As novas técnicas foram responsáveis, em primeira instância,
por um aumento sensível da capacidade produtiva dos centros manufactureiros do
litoral, motivando por parte destes, um súbito empolamento económico em relação
às regiões periféricas. Numa primeira fase, assistiu-se a um intensificar das
trocas comerciais entre os centros urbanos e o seu ``hinterland'' próximo, de matérias-primas
por produtos manufacturados, mas esta cedo foi ultrapassada, dando lugar a
outra na qual se verificaria um uso cada vez maior das vias de comunicação
tradicionais, recaindo principalmente sobre as rotas marítimas e fluviais pois
os caminhos terrestres eram quase inexistentes. Finalmente, a necessidade de
expandir o mercado para os bens industriais começou a ser satisfeita pela
introdução do caminho-de-ferro, desenvolvido no início do século em Inglaterra,
onde pela primeira vez se aplicou a tracção a vapor para a locomoção de
veículos sobre carris. Irrompendo através de regiões remotas ou decalcando
rotas tradicionais, é à ferrovia que se deve a constituição de um mercado à
escala nacional e, em alguns casos, até mesmo internacional, pois o novo modo
de transporte conseguiu, com a redução das distâncias-tempo, transportar as
mercadorias a custos reduzidos em relação ao seu valor.

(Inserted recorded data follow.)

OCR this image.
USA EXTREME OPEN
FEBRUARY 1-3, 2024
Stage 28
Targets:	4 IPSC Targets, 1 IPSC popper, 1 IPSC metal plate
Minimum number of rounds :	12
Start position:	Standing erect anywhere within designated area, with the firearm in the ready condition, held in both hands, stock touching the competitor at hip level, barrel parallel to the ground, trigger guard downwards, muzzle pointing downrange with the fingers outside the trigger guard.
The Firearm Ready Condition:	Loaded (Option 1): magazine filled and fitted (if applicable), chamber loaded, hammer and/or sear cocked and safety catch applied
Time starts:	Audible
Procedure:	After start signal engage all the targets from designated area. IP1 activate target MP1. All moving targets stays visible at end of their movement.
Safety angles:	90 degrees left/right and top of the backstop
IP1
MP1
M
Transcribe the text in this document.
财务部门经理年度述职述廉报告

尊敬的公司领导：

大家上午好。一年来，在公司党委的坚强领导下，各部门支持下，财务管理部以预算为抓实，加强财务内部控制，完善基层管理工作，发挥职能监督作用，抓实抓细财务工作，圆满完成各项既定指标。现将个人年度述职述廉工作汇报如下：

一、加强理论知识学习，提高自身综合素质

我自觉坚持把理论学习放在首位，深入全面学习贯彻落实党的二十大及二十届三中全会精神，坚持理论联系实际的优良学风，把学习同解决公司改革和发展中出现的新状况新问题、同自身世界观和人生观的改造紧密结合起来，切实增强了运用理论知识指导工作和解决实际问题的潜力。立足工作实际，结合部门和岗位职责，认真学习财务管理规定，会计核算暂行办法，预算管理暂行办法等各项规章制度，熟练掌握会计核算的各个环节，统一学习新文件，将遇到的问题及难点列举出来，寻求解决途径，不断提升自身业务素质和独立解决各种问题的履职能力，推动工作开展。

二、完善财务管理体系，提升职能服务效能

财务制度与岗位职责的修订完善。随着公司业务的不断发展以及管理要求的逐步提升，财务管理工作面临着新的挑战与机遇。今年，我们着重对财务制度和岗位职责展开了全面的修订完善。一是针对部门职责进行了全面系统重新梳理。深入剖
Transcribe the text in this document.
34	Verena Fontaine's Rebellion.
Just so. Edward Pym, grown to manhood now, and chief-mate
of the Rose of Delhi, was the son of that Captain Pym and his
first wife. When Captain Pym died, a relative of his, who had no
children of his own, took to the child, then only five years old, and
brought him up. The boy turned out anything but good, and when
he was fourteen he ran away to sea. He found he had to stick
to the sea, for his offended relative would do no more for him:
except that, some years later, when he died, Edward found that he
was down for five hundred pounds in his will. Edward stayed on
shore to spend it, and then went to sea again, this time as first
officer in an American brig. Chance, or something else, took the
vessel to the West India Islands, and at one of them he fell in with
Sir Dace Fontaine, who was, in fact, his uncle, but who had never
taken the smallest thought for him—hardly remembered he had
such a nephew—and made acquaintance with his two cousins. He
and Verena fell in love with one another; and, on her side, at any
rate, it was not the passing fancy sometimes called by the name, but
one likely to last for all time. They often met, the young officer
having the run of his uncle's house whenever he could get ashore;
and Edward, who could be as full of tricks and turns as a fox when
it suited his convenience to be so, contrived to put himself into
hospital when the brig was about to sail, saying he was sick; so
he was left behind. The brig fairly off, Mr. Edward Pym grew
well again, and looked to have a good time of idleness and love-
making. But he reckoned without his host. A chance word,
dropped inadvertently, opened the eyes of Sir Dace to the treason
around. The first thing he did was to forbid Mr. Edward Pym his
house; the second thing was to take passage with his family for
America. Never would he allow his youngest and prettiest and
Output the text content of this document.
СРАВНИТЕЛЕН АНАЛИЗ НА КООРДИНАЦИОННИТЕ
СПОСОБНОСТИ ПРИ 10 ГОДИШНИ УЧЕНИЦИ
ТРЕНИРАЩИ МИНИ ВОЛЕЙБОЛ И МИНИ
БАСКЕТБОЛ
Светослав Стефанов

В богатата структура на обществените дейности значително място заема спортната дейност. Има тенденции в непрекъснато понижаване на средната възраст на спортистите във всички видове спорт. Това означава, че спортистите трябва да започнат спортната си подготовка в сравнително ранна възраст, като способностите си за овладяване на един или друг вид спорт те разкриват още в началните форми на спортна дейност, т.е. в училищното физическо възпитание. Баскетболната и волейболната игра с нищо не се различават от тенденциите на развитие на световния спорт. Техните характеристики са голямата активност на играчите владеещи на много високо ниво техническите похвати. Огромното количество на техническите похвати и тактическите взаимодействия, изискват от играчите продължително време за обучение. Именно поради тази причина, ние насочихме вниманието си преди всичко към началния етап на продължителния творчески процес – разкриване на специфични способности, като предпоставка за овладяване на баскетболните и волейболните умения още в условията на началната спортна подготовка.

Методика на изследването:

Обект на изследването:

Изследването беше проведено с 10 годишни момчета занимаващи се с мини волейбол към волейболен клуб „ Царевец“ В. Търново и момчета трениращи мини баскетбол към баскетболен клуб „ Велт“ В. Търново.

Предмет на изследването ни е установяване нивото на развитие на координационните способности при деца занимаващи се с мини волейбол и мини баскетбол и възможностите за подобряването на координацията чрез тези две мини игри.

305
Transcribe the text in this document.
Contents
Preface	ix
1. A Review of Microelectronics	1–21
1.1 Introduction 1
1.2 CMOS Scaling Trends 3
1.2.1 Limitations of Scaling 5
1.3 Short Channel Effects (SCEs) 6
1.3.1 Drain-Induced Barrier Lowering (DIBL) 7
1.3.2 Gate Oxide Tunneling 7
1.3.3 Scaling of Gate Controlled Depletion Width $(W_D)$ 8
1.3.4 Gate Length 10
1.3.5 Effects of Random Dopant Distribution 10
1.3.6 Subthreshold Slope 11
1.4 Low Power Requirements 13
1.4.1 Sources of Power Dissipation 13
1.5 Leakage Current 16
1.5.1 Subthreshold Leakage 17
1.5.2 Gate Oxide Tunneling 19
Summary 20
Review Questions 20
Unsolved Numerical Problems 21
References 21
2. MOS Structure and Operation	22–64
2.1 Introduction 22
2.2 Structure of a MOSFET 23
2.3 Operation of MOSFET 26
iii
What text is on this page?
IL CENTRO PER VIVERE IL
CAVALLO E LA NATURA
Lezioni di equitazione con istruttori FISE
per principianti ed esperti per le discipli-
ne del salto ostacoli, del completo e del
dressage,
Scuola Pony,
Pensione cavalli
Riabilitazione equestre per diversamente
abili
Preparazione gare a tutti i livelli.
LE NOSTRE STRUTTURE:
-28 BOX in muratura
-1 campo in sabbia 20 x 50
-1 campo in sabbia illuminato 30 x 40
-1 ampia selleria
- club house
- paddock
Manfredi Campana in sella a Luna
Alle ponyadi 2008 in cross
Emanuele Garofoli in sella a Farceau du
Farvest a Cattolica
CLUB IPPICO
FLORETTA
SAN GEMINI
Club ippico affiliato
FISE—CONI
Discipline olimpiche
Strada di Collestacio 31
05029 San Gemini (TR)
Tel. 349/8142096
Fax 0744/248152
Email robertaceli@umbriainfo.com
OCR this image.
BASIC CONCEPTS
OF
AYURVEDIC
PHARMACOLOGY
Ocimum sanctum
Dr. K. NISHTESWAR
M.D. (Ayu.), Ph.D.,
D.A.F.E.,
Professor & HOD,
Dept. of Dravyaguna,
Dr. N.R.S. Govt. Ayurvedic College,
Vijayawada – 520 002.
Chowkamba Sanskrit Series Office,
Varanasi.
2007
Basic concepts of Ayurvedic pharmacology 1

É nesta perspectiva que se enquadra a origem do caminho-de-ferro
do Vale do Douro. O esforço despendido na sua construção denota bem a vontade
que a burguesia mercantilista do Porto do século XIX tinha em expandir os seus
mercados em direcção às províncias isoladas de Trás-os-Montes e do Alto Douro.
Juntava-se-lhes os interesses dos viticultores do Paiz do Vinho, os quais
desejavam um modo mais eficaz de exportar os produtos da sua lavoura extensiva.
Finalmente, conjugavam-se esforços
de financeiros nacionais e da vizinha Espanha para fazer deste caminho-de-ferro
uma via directa entre a grande cidade do Norte de Portugal e o encravado
interior da península, para cujos produtos, exportados ou importados, os portos
da Alfândega e Leixões seriam a porta natural.
Quando
em 1867 o Governo propôs às Câmaras a construção das linhas do Porto a Braga e
à fronteira do Minho e do Porto ao Pinhão, iniciava-se o processo de construção
do caminho-de-ferro ao Norte do Rio Douro, confirmando-se este pela aprovação
de tal proposta, consubstanciada em Decreto-Lei de 2 de Julho do mesmo ano.
Neste caso, não se registaram problemas de natureza idêntica aos ocorridos
aquando da génese das redes do Norte e Leste e Sul e Sueste, uma vez que a
bitola ibérica de 1674 mm estava já perfeitamente implantada no território, até
mesmo antes da via-férrea entre Lisboa e Gaia ter sido concluída (1864).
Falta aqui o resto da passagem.